CULTURING AND HANDLING Drosophila melanogaster page 25
We have recently eliminated the classic Drosophila crosses from our genetics labs, but still use the larvae to demonstrate chromosomes. Here is how we get the larvae.
EQUIPMENT:
sterile 125 mL flasks
gauze-wrapped cotton plugs
etherizer: funnel with cloth strip or string wrapped around neck
250 mL wide-mouthed flask
petri dish bottom for sorting
petri dish lid with ½ in. cotton ball taped inside
small, fine paint brush
dissecting scope and illuminator
two dissecting needles
SUPPLIES:
dehydrated Drosophila medium
dry granulated baker's yeast
selected mutants of Drosophila melanogaster
ethyl ether (caution, extremely flammable)
PREPARATION OF MEDIA:
1. Into a sterilized 125 mL flask plugged with gauze-wrapped cotton ball, measure 30 mL of powdered Drosophila medium.
2. Add 20 mL tap water, swirl very briefly to thoroughly moisten. (Don't splash up the sides.)
3. Sprinkle a small pinch of granulated yeast across the surface. Let the medium set for 15 minutes before adding etherized flies. (They get stuck in un-gelled medium.)
ETHERIZING THE FLIES:
1. Place several drops of ether on a strip of cloth wrapped around the end of a powder funnel. Place in a 250 mL wide-mouthed flask and let the atmosphere become saturated with ether.
2. Tap the sides of the culture flask to knock flies away from the mouth. Then remove the plug, quickly invert and place into the mouth of the funnel.
3. Set up a bright light to shine on the beaker below; tap the sides of the culture flask to get the flies into the etherizing chamber. (Don't jar the medium loose.)

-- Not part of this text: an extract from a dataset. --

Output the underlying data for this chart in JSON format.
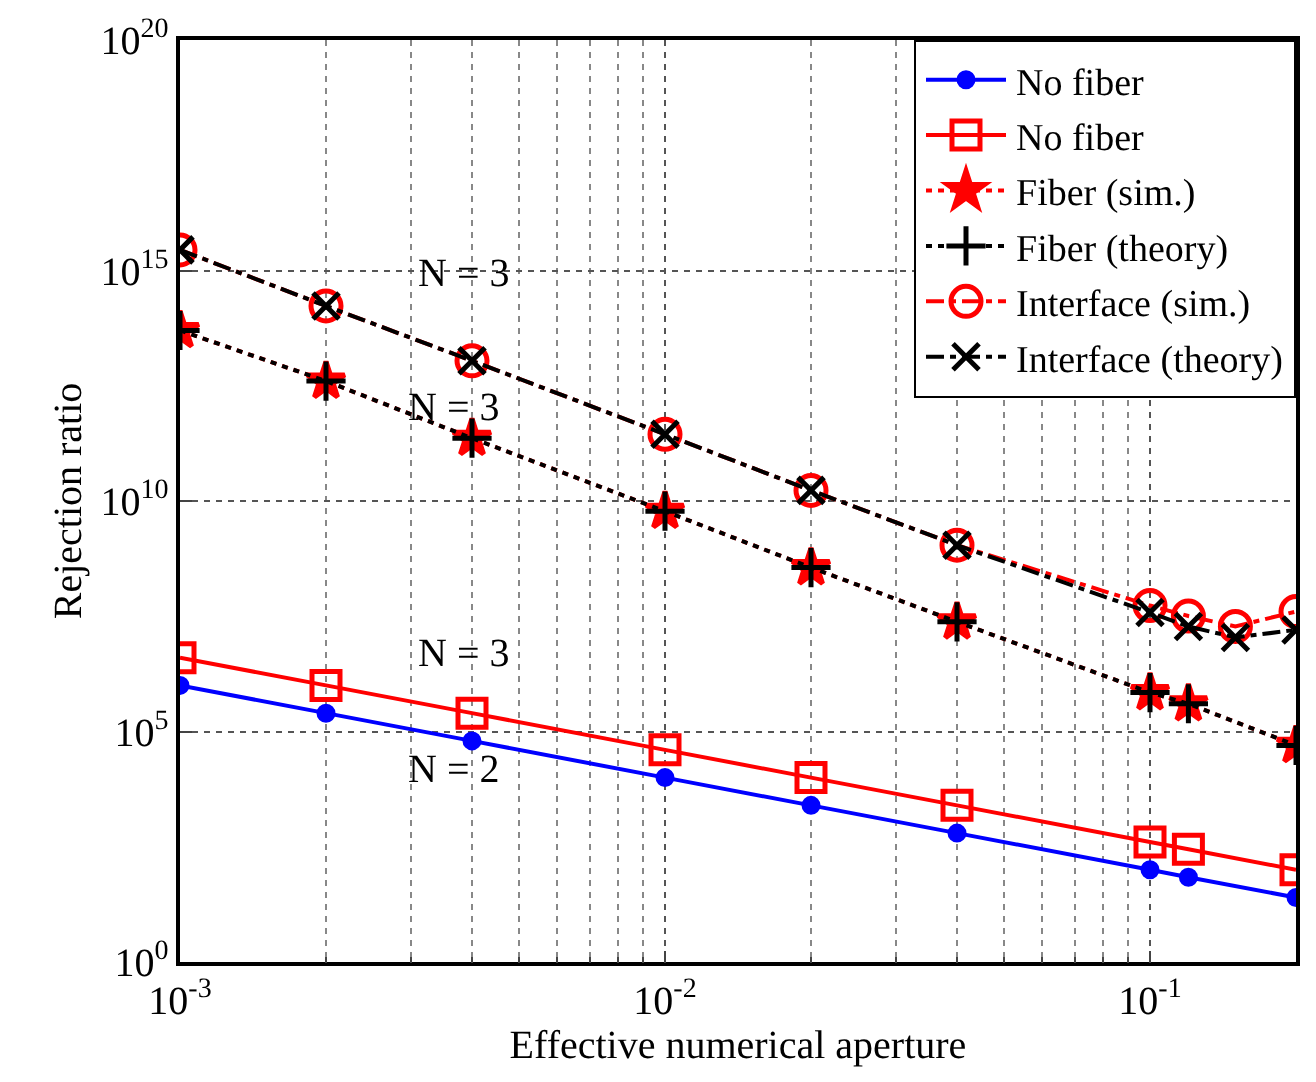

4. Allow flies to remain in the etherizing chamber until they stop walking around. Do not over-etherize, or you will kill them. (If their wings stick up, they are dead...)
5. Pour anaesthetized flies out into a petri dish for sorting and counting. If they begin to wake up, re-etherize them by covering with a petri dish top into which a small piece of cotton has been taped and a few drops of ether has been added.
PRACTICE SEXING FLIES:
1. Before the first cross is started, sort and sex flies from the clearing of a culture flasks. This is facilitated by sweeping the flies into a row, and working your way along the row, moving males to one side, females to the other.
2. If you have more than a single set of phenotypes, sort the sexed groups.
3. Count the number in each set, record the data, enter in the class table. Exchange flies with your bench mate, count each other's flies and compare your results.
TO ISOLATE VIRGIN FEMALES:
1. As early in the morning as possible, clear 100% of the flies from a culture flask.
2. As close to 8 hours later as you can manage, clear all of the newly hatched flies, separate males from females. These will all be virgins. Females may be kept in an all-female culture flask until needed if not used immediately.